14:07:40:WU01:FS02:Upload 60.64%
14:07:46:WU01:FS02:Upload 65.62%
14:07:52:WU01:FS02:Upload 70.61%
14:07:58:WU01:FS02:Upload 75.59%
14:08:04:WU01:FS02:Upload 80.57%
14:08:10:WU01:FS02:Upload 85.45%
14:08:16:WU01:FS02:Upload 90.34%
14:08:22:WU01:FS02:Upload 95.32%
14:08:30:WARNING:WU01:FS02:Exception: Failed to send results to work server: 10002: Received short response, expected 512 bytes, got 0
14:08:30:WU01:FS02:Trying to send results to collection server
14:08:30:WU01:FS02:Uploading 65.24MiB to 128.174.73.74
14:08:30:WU01:FS02:Connecting to 128.174.73.74:8080

14:08:36:WU01:FS02:Upload 13.32%
14:08:42:WU01:FS02:Upload 52.88%
14:08:48:WU01:FS02:Upload 97.43%
14:08:54:WU01:FS02:Upload complete
 

Re: Upload to 66.170.111.50:8080 failing repeatedly

Posted: Mon Jun 05, 2023 1:24 pm
by jcoffland
I've upgraded the Linux kernel on that server and installed the optimized Work Server code. This has improved the situation somewhat but I'm still seeing some slow connections.

I tried altering the TCP send/receive buffer sizes and played around with the TCP window size but none of that seemed to help. I've now captured a couple of hours of packet data on the server and am working on analysing it to try to discover the problem. The first major question is, does the problem lie in a) the WS software, b) the Linux kernel or c) the VMWare network.

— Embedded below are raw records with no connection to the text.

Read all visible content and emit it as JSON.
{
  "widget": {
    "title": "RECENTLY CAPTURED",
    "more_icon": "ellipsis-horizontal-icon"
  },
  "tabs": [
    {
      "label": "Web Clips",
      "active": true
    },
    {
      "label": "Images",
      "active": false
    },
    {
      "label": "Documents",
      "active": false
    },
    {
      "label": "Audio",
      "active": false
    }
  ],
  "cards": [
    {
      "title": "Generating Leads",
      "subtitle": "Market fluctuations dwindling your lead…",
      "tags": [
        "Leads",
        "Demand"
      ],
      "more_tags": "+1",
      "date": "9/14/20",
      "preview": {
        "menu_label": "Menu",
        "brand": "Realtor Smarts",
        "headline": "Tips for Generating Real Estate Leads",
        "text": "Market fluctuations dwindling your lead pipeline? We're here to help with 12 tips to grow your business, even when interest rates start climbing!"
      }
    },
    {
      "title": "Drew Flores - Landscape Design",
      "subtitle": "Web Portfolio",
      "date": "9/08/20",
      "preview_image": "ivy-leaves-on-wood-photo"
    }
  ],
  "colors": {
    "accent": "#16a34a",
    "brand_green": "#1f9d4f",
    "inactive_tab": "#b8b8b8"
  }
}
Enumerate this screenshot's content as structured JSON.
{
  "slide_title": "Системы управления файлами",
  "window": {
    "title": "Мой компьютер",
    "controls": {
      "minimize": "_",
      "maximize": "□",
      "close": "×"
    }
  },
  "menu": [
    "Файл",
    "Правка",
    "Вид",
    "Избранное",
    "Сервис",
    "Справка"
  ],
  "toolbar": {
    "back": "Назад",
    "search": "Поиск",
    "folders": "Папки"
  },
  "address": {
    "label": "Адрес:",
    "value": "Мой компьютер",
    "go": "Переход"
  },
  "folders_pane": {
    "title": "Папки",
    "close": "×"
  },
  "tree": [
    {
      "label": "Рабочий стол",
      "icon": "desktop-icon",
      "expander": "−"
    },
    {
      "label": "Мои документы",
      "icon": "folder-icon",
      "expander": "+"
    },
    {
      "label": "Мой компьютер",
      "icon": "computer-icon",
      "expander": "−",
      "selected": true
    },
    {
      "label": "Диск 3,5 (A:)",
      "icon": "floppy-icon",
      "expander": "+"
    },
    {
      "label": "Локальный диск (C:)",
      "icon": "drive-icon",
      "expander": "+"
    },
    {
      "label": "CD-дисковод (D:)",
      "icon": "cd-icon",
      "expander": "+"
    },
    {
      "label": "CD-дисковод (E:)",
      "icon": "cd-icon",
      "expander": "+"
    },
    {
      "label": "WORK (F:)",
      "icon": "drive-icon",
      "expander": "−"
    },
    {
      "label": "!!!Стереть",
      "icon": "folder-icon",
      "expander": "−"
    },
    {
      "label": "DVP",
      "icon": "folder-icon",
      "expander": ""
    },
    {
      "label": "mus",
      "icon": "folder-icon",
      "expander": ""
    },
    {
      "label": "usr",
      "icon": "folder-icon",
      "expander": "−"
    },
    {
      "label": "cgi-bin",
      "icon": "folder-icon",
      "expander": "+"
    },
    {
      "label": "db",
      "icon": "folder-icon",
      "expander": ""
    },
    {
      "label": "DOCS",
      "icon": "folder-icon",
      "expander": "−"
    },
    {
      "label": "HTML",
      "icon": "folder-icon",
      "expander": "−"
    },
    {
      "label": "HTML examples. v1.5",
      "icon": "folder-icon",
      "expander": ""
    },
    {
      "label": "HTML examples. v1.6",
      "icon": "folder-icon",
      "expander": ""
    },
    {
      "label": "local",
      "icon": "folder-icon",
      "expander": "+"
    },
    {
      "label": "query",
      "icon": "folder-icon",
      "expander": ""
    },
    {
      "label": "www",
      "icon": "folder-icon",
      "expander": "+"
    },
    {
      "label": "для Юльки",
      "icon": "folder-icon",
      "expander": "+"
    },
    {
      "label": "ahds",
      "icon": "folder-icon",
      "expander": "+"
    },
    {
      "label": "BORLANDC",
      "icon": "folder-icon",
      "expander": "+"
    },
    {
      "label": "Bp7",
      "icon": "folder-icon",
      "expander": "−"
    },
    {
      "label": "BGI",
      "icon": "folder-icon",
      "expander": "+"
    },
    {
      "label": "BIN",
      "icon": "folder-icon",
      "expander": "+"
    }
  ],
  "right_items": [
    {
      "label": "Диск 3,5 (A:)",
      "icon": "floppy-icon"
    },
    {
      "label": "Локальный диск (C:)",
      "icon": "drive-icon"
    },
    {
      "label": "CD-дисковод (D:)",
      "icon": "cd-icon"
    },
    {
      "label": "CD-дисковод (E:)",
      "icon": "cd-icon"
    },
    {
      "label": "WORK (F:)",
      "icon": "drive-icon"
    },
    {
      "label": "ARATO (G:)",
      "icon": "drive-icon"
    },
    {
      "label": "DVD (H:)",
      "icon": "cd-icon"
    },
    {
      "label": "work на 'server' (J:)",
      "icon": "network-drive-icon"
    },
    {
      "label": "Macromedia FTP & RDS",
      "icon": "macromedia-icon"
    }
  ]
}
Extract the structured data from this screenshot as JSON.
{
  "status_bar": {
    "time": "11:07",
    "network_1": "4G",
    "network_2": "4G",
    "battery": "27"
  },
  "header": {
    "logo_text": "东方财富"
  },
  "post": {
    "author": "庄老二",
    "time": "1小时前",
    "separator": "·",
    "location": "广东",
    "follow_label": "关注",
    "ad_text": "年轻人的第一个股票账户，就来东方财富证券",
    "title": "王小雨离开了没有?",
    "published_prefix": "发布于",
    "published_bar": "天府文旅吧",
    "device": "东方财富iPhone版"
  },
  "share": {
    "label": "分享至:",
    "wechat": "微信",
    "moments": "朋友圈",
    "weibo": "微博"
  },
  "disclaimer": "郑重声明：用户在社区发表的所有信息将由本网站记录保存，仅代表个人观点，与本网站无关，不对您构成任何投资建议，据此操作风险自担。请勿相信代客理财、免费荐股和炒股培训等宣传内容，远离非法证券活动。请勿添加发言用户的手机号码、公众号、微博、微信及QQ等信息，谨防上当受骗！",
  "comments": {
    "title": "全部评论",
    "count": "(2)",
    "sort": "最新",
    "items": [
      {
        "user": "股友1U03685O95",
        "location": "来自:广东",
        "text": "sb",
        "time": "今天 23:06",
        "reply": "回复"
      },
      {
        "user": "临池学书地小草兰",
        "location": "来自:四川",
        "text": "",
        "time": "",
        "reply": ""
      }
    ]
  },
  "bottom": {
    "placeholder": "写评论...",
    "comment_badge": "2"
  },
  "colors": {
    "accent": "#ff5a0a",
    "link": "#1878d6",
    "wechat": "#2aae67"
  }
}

The server side packet capture also shows a lot of "TCP Dup ACK", "TCP Retransmission", and "TCP Out-Of-Order" packets. I've got a dump file with the payload removed and all the IP addresses randomized in case someone else would like to look at it. It's 600MiB compressed and contains 36M packets.